Only the latest published version on npm receives security fixes. At time of writing that is opencode-kiro@0.3.6. Please upgrade before reporting.
This plugin does not store or transmit AWS credentials itself. Authentication is delegated to the official kiro-cli, which owns the AWS IAM Identity Center (SSO) token and caches it under your home directory (~/.aws/sso/cache). The plugin only reads opencode's own stored auth marker (auth.json) to decide whether to activate, and forwards prompts to a locally spawned kiro-cli process over the Agent Client Protocol (ACP). It sends no credentials, prompt content, or telemetry anywhere beyond that local process and the Kiro service that kiro-cli connects to.
Like opencode itself, the agent is not sandboxed; the plugin runs within opencode's trust and permission model.
Out of scope:
| Area | Where to report |
|---|---|
Bugs in kiro-cli or the Kiro service |
Amazon Web Services |
| How the Kiro service handles your data | Governed by AWS policy |
| opencode core, its permission model, or plugin loader | The opencode project |
Your own opencode config or plugin list (user-controlled) |
Not a vulnerability |
Please report security issues privately through GitHub.
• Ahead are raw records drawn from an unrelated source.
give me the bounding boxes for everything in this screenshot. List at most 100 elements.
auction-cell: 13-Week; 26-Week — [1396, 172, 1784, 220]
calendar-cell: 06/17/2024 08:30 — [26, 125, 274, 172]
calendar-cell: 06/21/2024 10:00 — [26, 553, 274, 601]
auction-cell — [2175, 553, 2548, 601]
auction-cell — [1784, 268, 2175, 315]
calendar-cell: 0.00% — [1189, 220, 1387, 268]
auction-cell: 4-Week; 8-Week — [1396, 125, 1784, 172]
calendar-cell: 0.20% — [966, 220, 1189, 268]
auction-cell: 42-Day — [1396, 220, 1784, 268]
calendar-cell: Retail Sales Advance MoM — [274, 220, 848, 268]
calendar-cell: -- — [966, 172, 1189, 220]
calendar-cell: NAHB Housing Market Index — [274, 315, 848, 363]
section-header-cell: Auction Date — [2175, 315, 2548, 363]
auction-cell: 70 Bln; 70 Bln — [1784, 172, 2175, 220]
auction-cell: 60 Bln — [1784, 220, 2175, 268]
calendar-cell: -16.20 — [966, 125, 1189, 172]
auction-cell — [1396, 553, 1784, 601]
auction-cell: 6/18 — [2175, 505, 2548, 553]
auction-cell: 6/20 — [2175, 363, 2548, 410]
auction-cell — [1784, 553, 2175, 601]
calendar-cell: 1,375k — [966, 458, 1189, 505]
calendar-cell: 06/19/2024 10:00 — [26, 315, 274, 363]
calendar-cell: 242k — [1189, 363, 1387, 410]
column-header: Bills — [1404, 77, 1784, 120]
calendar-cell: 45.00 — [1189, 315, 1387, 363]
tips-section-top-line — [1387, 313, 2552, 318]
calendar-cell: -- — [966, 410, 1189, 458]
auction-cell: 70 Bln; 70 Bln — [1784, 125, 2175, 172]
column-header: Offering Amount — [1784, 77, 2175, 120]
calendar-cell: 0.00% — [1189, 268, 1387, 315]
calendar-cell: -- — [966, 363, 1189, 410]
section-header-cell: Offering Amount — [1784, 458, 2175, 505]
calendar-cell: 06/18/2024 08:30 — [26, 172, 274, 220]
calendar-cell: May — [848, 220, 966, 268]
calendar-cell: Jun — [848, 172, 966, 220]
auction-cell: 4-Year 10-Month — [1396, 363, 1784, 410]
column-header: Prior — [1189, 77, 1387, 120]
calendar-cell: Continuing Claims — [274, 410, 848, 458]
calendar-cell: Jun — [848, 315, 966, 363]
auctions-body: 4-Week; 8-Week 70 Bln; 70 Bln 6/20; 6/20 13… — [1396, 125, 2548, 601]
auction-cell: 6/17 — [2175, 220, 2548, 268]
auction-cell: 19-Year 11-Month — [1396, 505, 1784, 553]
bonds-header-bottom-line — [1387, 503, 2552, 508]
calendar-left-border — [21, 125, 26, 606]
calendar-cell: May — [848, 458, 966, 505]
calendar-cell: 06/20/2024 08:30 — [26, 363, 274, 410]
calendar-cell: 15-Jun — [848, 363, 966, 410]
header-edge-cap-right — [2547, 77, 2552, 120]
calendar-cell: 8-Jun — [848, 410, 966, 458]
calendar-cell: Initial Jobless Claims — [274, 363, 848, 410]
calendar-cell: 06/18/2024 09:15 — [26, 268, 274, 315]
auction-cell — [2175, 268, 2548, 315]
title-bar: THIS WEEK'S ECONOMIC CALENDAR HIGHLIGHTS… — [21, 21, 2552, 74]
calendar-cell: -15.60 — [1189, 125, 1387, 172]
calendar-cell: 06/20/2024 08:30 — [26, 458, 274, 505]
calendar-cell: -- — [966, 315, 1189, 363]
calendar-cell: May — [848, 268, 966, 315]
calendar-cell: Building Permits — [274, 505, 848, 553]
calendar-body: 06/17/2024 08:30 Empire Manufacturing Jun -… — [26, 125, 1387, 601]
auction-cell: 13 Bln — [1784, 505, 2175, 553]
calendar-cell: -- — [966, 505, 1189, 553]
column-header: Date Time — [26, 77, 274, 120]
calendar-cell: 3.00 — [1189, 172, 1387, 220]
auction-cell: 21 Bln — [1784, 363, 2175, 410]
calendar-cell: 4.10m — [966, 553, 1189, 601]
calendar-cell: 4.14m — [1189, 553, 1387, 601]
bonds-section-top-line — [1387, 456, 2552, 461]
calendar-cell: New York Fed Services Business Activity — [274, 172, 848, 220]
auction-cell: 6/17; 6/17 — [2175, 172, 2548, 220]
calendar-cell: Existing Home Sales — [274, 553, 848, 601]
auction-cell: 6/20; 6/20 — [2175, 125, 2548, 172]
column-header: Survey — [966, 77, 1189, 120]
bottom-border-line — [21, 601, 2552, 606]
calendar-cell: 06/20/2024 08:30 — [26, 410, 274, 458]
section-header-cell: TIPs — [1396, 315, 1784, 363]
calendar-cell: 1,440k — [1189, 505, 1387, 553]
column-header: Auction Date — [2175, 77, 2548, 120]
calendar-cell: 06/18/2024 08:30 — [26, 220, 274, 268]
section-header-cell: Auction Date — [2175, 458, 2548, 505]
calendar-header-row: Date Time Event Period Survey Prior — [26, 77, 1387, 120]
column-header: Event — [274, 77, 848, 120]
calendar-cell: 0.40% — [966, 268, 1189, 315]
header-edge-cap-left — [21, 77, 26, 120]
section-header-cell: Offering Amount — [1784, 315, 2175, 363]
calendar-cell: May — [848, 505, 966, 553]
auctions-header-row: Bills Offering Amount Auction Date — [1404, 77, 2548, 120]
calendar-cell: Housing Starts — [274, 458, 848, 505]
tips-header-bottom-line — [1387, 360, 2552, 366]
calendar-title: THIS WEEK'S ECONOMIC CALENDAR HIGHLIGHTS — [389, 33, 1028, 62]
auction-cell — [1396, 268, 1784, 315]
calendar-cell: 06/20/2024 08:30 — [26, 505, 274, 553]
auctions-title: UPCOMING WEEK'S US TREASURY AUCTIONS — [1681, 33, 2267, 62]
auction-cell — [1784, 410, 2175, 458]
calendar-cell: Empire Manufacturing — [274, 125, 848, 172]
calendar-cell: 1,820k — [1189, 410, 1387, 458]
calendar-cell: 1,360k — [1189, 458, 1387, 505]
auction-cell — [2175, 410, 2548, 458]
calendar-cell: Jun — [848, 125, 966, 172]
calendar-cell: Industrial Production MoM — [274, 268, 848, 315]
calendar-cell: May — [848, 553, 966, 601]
Open the repo's Security tab and choose Report a vulnerability to file a private advisory.
Do not open a public issue for security problems.
Include what you found, affected version, and steps to reproduce if you have them.
Low-effort or obviously AI-generated security reports may be closed without a response. Please only open a report you have understood and verified yourself.
This is a single-maintainer project, so responses are best effort. Expect an initial acknowledgement within about 7 days. Fixes for confirmed issues are shipped as a new npm release and disclosed once a patch is available.